Bandarlampung (SL)-Indeks Kemerdekaan Pers (IKP) di Provinsi Lampung, Sumatera Utara, dan Nusa Tenggara Barat turun. Untuk Lampung dan NTB, index penurunan pada aspek ekonomi, sementara khusus Sumatera Utara penurunan tertinggi di aspek hukum.
Sementara, Provinsi Nangroe Aceh Darussalam (NAD) pemilik IKP tertinggi dengan 81,55 (baik/cukup bebas) diikuti Sumsel 79,44 (baik/cukup bebas), dan Kalimantan Barat dengan 77,46 (baik/cukup bebas). Terendah adalah Sumatera Utara dengan IKP 57,63 (sedang/agak bebas).
Secara nasional IKP tahun 2017 naik menjadi 67,92 dibandingkan tahun lalu 63,44. Dengan skor ini kemerdekaan pers Indonesia mendekati bebas. Kenaikan IKP ini terjadi di aspek politik, ekonomi, dan hukum. IKP muncul setelah penelitian selama tujuh bulan dan dibahas dalam forum bersama Dewan Penyelia Nasional yang menghadirkan peneliti, informan ahli dari 30 provinsi.
Indeks ini merupakan rerata dari IKP di 30 provinsi. Empat provinsi yang tidak dihitung IKP-nya adalah Bangka Belitung, Kalimantan Utara, Gorontalo, dan Sulawesi Barat.
Ketua Dewan Pers, Yosep Adi Prasetyo, meminta agar kebebasan ini tidak disalahgunakan. Hanya di Indonesia ada media dan wartawan abal-abal. “Untuk menahan bermunculannya media abal-abal sebagai indikasi dari kemerdekaan pers, ada verifikasi terhadap perusahaan pers dan uji kompetensi wartawan,” kata Stanley.
Menurut Stanley, harus ada pemisahan dan ruang redaksi harus disterilkan dari pengaruh politik, termasuk dari pemilik. Silakan pemilik mempunyai partai, tetapi ruang redaksi biarkan independen.
Salah satu informan ahli IKP 2017, Yoso Muliawan mengatakan media-media di Lampung bergantung pada pemerintah daerah sehingga iklan-iklan umumnya dari pemda. “Akibatnya berita jadi rentan dikontrol dan dicampuri pemda. Jika mengkritisi, ada ancaman pemutusan iklan,” katanya.

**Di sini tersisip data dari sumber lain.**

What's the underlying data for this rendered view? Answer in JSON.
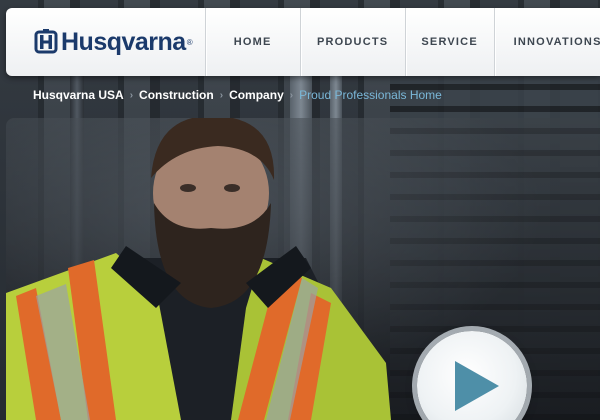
{
  "header": {
    "logo": {
      "text": "Husqvarna",
      "registered": "®"
    },
    "nav": [
      {
        "label": "HOME"
      },
      {
        "label": "PRODUCTS"
      },
      {
        "label": "SERVICE"
      },
      {
        "label": "INNOVATIONS"
      }
    ]
  },
  "breadcrumb": {
    "items": [
      {
        "label": "Husqvarna USA"
      },
      {
        "label": "Construction"
      },
      {
        "label": "Company"
      }
    ],
    "current": "Proud Professionals Home",
    "separator": "›"
  },
  "video": {
    "play_icon": "play-icon"
  },
  "colors": {
    "brand": "#1b3a6b",
    "nav_text": "#3d4650",
    "breadcrumb_current": "#7ab7d8",
    "play_triangle": "#4e8fa8"
  }
}
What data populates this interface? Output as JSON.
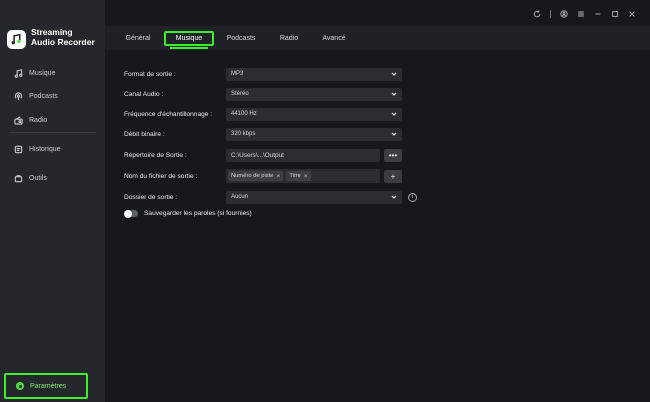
{
  "app": {
    "title_line1": "Streaming",
    "title_line2": "Audio Recorder"
  },
  "sidebar": {
    "items": [
      {
        "label": "Musique",
        "icon": "music-note-icon"
      },
      {
        "label": "Podcasts",
        "icon": "podcast-icon"
      },
      {
        "label": "Radio",
        "icon": "radio-icon"
      },
      {
        "label": "Historique",
        "icon": "history-icon"
      },
      {
        "label": "Outils",
        "icon": "toolbox-icon"
      }
    ],
    "settings_label": "Paramètres",
    "accent": "#3cf22a"
  },
  "titlebar": {
    "icons": [
      "refresh-icon",
      "account-icon",
      "menu-icon",
      "minimize-icon",
      "maximize-icon",
      "close-icon"
    ]
  },
  "tabs": [
    {
      "label": "Général",
      "active": false
    },
    {
      "label": "Musique",
      "active": true
    },
    {
      "label": "Podcasts",
      "active": false
    },
    {
      "label": "Radio",
      "active": false
    },
    {
      "label": "Avancé",
      "active": false
    }
  ],
  "form": {
    "format": {
      "label": "Format de sortie :",
      "value": "MP3"
    },
    "channel": {
      "label": "Canal Audio :",
      "value": "Stéréo"
    },
    "sample_rate": {
      "label": "Fréquence d'échantillonnage :",
      "value": "44100 Hz"
    },
    "bitrate": {
      "label": "Débit binaire :",
      "value": "320 kbps"
    },
    "output_dir": {
      "label": "Répertoire de Sortie :",
      "value": "C:\\Users\\...\\Output",
      "browse": "•••"
    },
    "filename": {
      "label": "Nom du fichier de sortie :",
      "tags": [
        "Numéro de piste",
        "Titre"
      ],
      "add": "+"
    },
    "output_folder": {
      "label": "Dossier de sortie :",
      "value": "Aucun"
    },
    "lyrics_toggle": {
      "label": "Sauvegarder les paroles (si fournies)",
      "on": false
    }
  }
}
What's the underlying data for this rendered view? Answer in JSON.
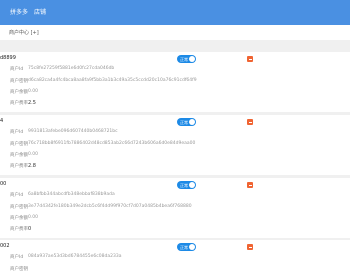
{
  "nav": {
    "items": [
      "拼多多",
      "店铺"
    ]
  },
  "breadcrumb": "商户中心 [+]",
  "field_labels": {
    "id": "商户Id",
    "secret": "商户密钥",
    "balance": "商户余额",
    "fee": "商户费率"
  },
  "toggle_label": "正常",
  "merchants": [
    {
      "name": "d8899",
      "id": "75c8fe27259f5881e6d0fc27cda046db",
      "secret": "d6ca82ca4a4fc4bca8aa8fa9f5bb3a1b3c49a35c5ccdd20c10a76c91cdf64f9",
      "balance": "0.00",
      "fee": "2.5"
    },
    {
      "name": "4",
      "id": "9931813afebe096d607440b0468721bc",
      "secret": "76c718bb8f6911fb7886402d48cd853ab2c66d7243b606a6d0e84d9eaa00",
      "balance": "0.00",
      "fee": "2.8"
    },
    {
      "name": "00",
      "id": "6a8bfbb344abcdfb348ebbaf838b9ada",
      "secret": "3e77d4342fe180b349e2dcb5c6f4dd99f970cf7d07a0485b4bea6f768880",
      "balance": "0.00",
      "fee": "0"
    },
    {
      "name": "002",
      "id": "084a937ae53d3bd6784455e6c08da233a",
      "secret": "",
      "balance": "",
      "fee": ""
    }
  ]
}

Ketua Dewan Kehormatan PWI Lampung, Iskandar Zulkarnain, mengatakan turunnya indeks kemerdekaan pers di Lampung karena stakeholder tak bisa lagi membedakan mana yang pemberitaan yang mengeritik untuk kepentingan publik, dan mana yang tidak, sehingga antikriktik. Padahal fungsi pers itu salah satunya, sebagai kontrol sosial.
Menurt Iskandar, jika pemerintahan dan swasta tidak mau dikrontrol. Itu tak elok dalam berdemokrasi. Dan kalau pers tidak lagi mampu mengontrol pemerintahan, maka demokrasi akan mati. “Pemangku kepentingan harus bisa mendewasakan diri, jangan membuat stigma bahwa pers hanya mencari-cari kesalahan, apalagi saat ini zaman sudah terbuka dan penuh kecepatan dan keakuratan, sehingga semua pihak baik pemerintahan dan swasta harus bisa menerima kritikan untuk kepentingan publik,” jelas Iskandar, yang juga pemimpin redaksi Lampung Post.
Ketua Aliansi Jurnalis Independen (AJI) Bandar Lampung Padli Ramdan sangat prihatin dengan turunnya indeks kemerdekaan pers, “Padahal Lampung itu sangat dinamis,” katanya. (lp/nt/Jun).